Happy (belated) MLK day! Today’s post is going to be about minorities, but not the type you’re probably thinking of. No, today I’m going to write about the constant question that invisible minorities face–whether or not to let others know about their minority status. This is an especially difficult question for people with disabilities that aren’t immediately obvious, because asking for needed accommodations intersects with the decision to disclose their status.
Since I’ve been diagnosed as being on the autism spectrum, I’ve wrestled with the question of how open about it to be. For the most part I’ve kept quiet about it. Partly this is because my own difficulties are minor, so I don’t really need to ask for accommodations, making my autism something of a non-issue. There’s also an ideological component as well, because if I do need accommodations, it shouldn’t matter that I’ve been diagnosed as being autistic, just that my needs aren’t being met.
The last part, though, is a desire to not be defined by my austism. It’s not the whole of who I am. On the other hand, though, it has always defined me in some way. The troubles I had growing up were a result of being autistic, even though I was undiagnosed. Not knowing didn’t stop those traits from being apparent to the people around me, nor did it cause them to treat me with any more respect.

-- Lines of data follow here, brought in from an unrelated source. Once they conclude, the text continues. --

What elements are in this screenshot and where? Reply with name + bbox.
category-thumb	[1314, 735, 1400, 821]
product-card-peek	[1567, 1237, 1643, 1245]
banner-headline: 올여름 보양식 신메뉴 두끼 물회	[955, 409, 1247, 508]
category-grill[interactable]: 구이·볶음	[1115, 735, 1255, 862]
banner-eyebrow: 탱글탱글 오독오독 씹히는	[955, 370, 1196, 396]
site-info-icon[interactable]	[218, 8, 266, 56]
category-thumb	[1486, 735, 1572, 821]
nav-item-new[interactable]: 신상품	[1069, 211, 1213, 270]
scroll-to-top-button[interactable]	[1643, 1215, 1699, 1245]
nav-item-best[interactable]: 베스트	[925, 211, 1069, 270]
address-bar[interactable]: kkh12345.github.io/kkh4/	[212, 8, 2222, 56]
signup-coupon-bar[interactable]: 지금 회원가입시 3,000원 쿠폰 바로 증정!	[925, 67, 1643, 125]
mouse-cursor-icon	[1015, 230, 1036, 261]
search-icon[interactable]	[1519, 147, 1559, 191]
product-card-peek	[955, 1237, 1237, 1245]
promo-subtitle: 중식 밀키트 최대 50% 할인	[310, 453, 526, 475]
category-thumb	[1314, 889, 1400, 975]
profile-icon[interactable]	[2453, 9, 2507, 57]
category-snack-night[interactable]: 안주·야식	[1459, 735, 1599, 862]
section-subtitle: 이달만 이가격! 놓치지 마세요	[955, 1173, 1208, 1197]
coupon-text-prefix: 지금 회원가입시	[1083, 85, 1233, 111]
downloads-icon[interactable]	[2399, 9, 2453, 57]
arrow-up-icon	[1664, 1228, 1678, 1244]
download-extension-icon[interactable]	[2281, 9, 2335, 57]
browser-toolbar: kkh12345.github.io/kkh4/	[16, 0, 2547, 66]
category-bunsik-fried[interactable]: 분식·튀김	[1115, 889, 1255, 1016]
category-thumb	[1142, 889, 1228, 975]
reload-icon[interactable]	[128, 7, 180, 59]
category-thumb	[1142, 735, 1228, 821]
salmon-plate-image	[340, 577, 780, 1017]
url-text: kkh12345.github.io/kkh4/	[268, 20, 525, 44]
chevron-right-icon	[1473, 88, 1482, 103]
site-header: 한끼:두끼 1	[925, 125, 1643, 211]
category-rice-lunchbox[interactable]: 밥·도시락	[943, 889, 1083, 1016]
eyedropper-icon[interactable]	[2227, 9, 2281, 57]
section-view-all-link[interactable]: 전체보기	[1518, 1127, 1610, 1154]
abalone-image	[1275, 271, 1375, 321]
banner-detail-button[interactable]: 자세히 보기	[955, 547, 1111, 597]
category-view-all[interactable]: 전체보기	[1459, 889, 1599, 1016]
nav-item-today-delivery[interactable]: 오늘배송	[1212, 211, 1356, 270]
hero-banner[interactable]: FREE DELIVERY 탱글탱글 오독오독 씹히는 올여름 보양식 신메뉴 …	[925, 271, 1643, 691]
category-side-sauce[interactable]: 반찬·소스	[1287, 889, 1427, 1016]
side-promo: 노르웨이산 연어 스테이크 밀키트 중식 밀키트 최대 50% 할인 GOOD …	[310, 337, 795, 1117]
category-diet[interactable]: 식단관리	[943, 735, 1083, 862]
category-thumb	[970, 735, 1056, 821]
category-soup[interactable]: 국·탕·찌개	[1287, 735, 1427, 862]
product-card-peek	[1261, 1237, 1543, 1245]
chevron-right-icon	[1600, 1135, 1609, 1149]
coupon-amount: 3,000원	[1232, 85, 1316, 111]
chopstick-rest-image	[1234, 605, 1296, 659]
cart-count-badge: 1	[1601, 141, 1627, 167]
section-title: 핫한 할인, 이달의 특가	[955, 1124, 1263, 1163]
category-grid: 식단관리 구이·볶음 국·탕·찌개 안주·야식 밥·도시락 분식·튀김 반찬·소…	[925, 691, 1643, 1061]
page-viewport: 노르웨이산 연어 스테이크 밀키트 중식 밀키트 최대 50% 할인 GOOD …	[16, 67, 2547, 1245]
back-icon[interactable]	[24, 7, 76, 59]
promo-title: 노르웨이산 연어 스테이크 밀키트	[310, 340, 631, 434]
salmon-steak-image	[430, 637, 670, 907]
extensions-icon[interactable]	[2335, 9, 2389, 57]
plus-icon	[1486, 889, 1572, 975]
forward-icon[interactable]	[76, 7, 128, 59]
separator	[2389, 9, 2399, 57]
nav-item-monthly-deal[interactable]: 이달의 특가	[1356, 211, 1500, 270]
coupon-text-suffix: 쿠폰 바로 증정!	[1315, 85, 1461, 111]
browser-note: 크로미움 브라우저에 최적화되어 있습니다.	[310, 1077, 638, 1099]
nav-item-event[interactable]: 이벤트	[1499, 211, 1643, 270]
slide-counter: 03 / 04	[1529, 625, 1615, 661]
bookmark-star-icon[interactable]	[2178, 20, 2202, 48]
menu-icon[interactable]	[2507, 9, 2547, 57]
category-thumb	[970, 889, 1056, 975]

In some ways, the diagnosis has been a relief, because it gives me a way to not only see how I’m different, but figure out how to cope with my differences. It has also been a way to connect with others who have dealt with the same issues I have, which has been both uplifting and a confirmation of my deepest fears. It’s nice knowing that I’m not alone, yet I’m also looking at reflections of my own experiences with not being accepted because of being different. I fear being open about being autistic because of those stories. And it sucks, because I feel like I’m hiding something. I don’t like hiding something that I’m not ashamed of, and I hate that I have to consider the possible ramifications of being open about it. The burden of not knowing why I was different has been replaced with the burden of knowing why I’m different. (Don’t get me wrong, I vastly prefer the latter, but the fact that it’s a burden at all strikes me as fundamentally wrong.)
Ideally, none of it would matter. My differences, and those of others both like me and different from me, would simply be accepted the way our culture so often claims to do.